Now that I had a fuse box to take all my wiring to, it was a matter of establishing which cables were good, about to go or gone.
It turned out that pretty much everything needed replacing. The biggest issue was that most of the cables run through the foam sandwich of the headlining and that the cables were the originals from 1968 and simply standard copper. There were no conduits and as the deck connections were the pretty, but useless chrome type ones. Water ingress had wicked in to the cable a destroyed them. I knew that there would be at best a 50:50 chance of pulling new cables through with the old ones but it was worth a try as failure would have meant cutting access panels into the thin GRP headling from underneath which would have looked awful.
Having consulted a rather useful facebook group, I established the route the cables were likely to take and so starting with the main saloon cabin lights I removed the drinks cupboard from the main bulkhead which revealed the access point of the cables into the headlining. It was definitely a case of one out, one in as the cables were on the cusp of breaking. I used copious amounts of washing up liquid as a cable lubricant and came up with a good strong method of joining new and old cables together to pull through without increasing the cable diameter whilst using a minimal amount of electrical tape. I carefully used pliers to get things moving. It was probably more luck than judgement that I was able to pull all new cables through without them snapping.

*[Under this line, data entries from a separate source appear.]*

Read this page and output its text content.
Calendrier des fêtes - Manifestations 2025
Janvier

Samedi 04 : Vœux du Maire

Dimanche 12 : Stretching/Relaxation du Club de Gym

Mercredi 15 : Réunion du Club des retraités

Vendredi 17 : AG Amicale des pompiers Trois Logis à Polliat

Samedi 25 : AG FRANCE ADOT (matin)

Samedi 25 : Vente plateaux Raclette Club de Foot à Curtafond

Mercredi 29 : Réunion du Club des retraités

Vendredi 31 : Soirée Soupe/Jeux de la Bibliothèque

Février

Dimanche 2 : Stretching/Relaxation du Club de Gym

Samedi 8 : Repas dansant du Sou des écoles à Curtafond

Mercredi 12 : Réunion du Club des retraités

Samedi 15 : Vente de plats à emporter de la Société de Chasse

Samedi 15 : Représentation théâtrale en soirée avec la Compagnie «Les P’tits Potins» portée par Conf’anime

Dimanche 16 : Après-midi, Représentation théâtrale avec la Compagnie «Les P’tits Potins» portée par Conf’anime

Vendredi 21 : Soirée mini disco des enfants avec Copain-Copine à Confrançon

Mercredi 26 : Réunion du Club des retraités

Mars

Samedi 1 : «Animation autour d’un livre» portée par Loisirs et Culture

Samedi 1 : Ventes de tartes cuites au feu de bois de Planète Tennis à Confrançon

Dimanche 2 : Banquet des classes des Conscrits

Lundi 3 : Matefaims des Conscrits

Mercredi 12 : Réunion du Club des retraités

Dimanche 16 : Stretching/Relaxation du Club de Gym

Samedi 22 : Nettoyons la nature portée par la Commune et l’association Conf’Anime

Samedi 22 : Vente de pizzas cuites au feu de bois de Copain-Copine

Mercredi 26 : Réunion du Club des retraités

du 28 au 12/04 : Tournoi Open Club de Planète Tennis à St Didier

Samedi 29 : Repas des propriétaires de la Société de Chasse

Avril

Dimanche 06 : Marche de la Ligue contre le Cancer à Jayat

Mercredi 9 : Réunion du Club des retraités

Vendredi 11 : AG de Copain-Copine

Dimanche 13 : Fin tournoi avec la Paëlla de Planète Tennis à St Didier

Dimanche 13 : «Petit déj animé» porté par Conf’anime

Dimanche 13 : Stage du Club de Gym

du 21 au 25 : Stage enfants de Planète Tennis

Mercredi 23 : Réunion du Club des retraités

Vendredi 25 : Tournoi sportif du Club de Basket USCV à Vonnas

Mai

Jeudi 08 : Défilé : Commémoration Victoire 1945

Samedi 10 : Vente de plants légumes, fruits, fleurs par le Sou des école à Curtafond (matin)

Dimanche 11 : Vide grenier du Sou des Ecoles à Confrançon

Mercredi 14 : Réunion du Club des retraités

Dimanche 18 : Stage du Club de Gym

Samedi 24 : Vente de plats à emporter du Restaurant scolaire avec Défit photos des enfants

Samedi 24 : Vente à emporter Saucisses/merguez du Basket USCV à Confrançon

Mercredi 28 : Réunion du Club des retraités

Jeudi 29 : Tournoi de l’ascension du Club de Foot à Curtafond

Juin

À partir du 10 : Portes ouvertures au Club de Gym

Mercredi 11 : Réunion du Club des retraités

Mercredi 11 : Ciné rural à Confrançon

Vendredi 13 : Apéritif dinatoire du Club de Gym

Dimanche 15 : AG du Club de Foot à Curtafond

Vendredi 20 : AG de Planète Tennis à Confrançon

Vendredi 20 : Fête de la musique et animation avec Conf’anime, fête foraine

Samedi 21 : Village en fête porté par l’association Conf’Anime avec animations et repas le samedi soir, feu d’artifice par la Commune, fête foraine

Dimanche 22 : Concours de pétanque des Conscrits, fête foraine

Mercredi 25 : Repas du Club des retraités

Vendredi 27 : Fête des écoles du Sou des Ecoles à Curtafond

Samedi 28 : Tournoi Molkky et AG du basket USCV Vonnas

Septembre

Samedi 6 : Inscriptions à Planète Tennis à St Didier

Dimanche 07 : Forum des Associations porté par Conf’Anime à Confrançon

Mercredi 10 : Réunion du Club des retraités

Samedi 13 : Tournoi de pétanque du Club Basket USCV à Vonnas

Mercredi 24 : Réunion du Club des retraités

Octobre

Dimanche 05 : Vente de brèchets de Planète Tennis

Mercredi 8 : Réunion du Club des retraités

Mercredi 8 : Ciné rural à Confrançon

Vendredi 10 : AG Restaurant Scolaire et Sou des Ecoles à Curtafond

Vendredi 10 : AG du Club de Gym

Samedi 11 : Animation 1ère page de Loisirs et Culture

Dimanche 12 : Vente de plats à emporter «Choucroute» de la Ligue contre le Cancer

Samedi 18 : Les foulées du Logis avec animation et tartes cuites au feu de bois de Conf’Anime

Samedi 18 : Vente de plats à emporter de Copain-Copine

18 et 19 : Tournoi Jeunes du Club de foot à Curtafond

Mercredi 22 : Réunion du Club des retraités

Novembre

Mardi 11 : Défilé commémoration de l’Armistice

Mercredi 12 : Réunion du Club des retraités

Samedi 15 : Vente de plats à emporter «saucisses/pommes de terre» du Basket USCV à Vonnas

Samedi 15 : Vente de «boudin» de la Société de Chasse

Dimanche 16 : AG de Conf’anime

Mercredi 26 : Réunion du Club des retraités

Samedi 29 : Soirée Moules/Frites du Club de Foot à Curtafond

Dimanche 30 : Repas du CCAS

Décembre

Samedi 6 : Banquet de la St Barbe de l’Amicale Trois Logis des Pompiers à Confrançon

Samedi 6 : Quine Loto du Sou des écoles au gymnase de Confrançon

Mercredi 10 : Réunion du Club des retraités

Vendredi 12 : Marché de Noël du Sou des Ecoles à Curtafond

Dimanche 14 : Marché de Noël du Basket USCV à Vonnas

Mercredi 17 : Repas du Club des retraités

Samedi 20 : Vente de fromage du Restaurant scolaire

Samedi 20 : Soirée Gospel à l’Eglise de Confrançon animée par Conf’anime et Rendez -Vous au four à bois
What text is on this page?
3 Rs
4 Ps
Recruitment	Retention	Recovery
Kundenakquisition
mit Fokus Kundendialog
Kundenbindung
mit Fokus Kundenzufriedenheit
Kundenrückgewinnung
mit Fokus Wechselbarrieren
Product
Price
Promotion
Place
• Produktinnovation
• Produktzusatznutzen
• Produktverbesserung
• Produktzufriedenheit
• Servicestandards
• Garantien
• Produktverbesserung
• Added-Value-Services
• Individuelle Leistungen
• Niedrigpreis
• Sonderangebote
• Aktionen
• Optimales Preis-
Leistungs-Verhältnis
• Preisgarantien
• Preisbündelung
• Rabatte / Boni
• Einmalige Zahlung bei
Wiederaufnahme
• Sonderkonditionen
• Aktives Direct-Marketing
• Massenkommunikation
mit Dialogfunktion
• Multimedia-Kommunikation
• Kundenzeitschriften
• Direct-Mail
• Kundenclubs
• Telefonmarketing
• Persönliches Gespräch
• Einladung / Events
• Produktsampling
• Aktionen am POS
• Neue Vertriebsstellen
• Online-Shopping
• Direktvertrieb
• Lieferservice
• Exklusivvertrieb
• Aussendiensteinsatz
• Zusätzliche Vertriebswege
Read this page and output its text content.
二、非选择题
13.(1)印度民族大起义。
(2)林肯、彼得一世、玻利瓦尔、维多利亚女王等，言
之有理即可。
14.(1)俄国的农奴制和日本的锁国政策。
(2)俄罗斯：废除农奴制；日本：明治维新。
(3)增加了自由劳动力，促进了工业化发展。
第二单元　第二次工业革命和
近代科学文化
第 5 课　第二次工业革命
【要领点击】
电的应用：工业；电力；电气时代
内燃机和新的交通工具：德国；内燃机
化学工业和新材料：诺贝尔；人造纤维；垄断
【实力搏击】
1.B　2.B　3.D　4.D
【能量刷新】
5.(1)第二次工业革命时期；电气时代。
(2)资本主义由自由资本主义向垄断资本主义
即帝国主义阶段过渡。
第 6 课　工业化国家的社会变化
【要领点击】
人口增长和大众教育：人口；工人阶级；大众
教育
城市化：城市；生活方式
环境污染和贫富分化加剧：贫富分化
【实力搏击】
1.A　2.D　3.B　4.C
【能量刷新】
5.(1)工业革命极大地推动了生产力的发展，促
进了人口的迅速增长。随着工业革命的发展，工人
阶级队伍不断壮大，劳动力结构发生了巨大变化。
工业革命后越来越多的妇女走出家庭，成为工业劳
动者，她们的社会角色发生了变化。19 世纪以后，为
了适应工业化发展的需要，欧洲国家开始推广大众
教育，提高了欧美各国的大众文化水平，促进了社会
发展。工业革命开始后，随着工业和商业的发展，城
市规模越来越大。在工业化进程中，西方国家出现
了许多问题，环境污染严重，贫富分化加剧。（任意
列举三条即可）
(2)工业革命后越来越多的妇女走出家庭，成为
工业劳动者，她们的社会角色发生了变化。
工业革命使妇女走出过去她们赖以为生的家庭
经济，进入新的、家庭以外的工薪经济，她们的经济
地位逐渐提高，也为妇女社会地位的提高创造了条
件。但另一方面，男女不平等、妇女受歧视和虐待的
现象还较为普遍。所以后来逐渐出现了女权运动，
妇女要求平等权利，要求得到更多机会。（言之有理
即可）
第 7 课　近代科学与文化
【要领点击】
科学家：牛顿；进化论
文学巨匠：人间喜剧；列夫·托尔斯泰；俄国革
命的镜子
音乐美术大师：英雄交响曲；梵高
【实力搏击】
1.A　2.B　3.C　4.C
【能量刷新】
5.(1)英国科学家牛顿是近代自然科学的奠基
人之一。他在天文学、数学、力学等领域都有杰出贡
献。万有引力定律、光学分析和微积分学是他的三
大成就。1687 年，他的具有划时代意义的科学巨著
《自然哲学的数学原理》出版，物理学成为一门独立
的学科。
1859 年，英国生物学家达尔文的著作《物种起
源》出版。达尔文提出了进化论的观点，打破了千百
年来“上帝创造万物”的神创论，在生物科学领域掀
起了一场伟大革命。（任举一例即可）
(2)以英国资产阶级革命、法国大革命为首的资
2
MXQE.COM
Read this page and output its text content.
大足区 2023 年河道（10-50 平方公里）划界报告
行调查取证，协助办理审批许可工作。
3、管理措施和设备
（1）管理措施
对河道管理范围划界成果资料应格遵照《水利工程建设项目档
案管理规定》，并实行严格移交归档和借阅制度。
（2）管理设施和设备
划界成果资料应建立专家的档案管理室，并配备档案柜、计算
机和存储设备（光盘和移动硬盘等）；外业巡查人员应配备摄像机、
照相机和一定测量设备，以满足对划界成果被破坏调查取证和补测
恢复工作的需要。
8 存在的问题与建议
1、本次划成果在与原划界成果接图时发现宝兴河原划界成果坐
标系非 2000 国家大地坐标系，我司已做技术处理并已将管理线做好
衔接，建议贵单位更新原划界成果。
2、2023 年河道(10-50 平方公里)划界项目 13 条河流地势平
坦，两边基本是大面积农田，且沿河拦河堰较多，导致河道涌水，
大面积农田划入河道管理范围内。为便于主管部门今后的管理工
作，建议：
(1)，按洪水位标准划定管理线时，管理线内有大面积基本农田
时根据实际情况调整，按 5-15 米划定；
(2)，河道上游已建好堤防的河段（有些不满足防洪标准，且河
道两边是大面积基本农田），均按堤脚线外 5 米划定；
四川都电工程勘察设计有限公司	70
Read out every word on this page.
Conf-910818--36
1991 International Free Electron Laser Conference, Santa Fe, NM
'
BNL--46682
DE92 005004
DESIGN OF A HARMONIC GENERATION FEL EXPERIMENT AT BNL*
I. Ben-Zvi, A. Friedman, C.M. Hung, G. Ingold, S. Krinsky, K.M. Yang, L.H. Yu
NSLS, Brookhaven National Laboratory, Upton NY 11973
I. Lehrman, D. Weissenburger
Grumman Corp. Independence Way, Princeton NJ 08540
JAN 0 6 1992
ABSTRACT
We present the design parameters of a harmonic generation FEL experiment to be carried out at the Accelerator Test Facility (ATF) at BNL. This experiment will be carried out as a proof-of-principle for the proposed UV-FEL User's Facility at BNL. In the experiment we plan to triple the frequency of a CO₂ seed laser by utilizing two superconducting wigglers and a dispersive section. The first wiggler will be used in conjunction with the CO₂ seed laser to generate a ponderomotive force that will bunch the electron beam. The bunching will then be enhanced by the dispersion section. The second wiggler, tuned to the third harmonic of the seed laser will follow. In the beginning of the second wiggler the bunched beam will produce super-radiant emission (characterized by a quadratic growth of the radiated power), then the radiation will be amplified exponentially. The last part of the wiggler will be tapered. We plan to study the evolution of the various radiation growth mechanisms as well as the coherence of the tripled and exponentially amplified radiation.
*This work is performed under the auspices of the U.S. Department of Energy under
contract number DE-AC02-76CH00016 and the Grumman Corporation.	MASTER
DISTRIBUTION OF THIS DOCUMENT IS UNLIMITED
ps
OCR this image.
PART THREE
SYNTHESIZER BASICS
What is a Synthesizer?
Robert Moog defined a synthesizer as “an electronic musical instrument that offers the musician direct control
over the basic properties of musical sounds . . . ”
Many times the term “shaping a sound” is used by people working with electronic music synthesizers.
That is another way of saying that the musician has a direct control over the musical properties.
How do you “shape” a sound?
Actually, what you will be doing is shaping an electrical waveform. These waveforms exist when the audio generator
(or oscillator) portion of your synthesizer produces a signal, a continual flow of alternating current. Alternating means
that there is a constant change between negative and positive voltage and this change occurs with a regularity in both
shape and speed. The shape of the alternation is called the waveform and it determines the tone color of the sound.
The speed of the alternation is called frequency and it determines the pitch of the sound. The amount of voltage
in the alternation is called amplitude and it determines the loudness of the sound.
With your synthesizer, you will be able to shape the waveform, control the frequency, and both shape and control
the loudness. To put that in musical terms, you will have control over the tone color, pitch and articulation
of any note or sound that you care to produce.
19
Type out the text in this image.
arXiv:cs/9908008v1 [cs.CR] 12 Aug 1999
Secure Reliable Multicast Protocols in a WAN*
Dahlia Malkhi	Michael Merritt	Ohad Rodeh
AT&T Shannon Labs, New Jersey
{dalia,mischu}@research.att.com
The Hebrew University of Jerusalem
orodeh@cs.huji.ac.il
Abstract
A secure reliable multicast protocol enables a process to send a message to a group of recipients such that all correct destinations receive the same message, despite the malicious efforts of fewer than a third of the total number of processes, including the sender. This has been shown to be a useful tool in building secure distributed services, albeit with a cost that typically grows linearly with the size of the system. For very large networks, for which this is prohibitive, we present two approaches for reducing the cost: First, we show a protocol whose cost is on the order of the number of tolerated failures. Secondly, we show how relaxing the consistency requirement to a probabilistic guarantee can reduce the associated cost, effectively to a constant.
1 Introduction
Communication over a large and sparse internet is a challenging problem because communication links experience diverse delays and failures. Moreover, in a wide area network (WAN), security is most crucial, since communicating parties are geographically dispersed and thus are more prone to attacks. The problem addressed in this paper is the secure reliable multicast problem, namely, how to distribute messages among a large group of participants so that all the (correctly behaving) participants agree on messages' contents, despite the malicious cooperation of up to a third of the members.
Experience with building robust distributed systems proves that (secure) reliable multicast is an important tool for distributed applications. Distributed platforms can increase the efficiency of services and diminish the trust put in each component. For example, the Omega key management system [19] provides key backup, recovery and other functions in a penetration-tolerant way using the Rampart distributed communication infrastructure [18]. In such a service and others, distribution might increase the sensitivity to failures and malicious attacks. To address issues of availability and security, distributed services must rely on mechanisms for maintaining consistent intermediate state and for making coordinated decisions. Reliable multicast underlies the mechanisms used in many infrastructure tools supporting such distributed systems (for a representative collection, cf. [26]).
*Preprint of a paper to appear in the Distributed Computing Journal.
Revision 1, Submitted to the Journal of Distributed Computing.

I replaced all the light fittings with LED’s or LED bulbs, so was able to use tinned 1mm cable for the saloon lights.
The deck electrics were a further challenge as the Freeman spot light cable was pretty under-specified. I replaced this with 2mm tin tinned cable and frankly, it was a hell of a challenge to pull through ! Long nosed pliers were essential for this operation and you definitely need to think carefully which cables you can pull out or need to keep as pull-throughs. This is heart-in-mouth stuff ! Once I’d done the spotlight, I went for the anchor light and finally the socket for the horn. I don’t have a horn yet but replaced the cable to the socket with some 2mm cable as horns can pull quite a bit of power.
The only original wire I kept that ran through the headlining was the one to the wipers which seemed OK, probably because there’s little chance of water ingress having the socket under the canopy.
Elsewhere on the boat, much of the retrofitted cabling was using domestic 3-core cable, often not even using the 3 cores. I removed all of this and replaced with appropriate single and twin tinned cable depending on load. I used 1mm for things like LED lights such as one going to the heads which required me to pry the thin mahogany-faced ply back inside the heads compartment (It’s tacked into place with panel pins) and route the cable in the cavity rather than tack the cable to the outside of the bulkhead. It is a pet hate of mine to see cable attached to the outside of things with p-clips when a bit of thought and effort could hide them.
I replaced the navigation light bulbs with LED’s too.
Finally on the wiring side of things I replaced any cables which had unnecessary joins and got rid of any bodges, such as wire twisted together and covered with electrical tape. I also got rid of as many connections made with ‘chock-blocks’ as possible, replacing with new cable runs or making up proper terminals. I also made sure that all cables were supported properly with cable saddles using cable ties in case anything needed removing in future.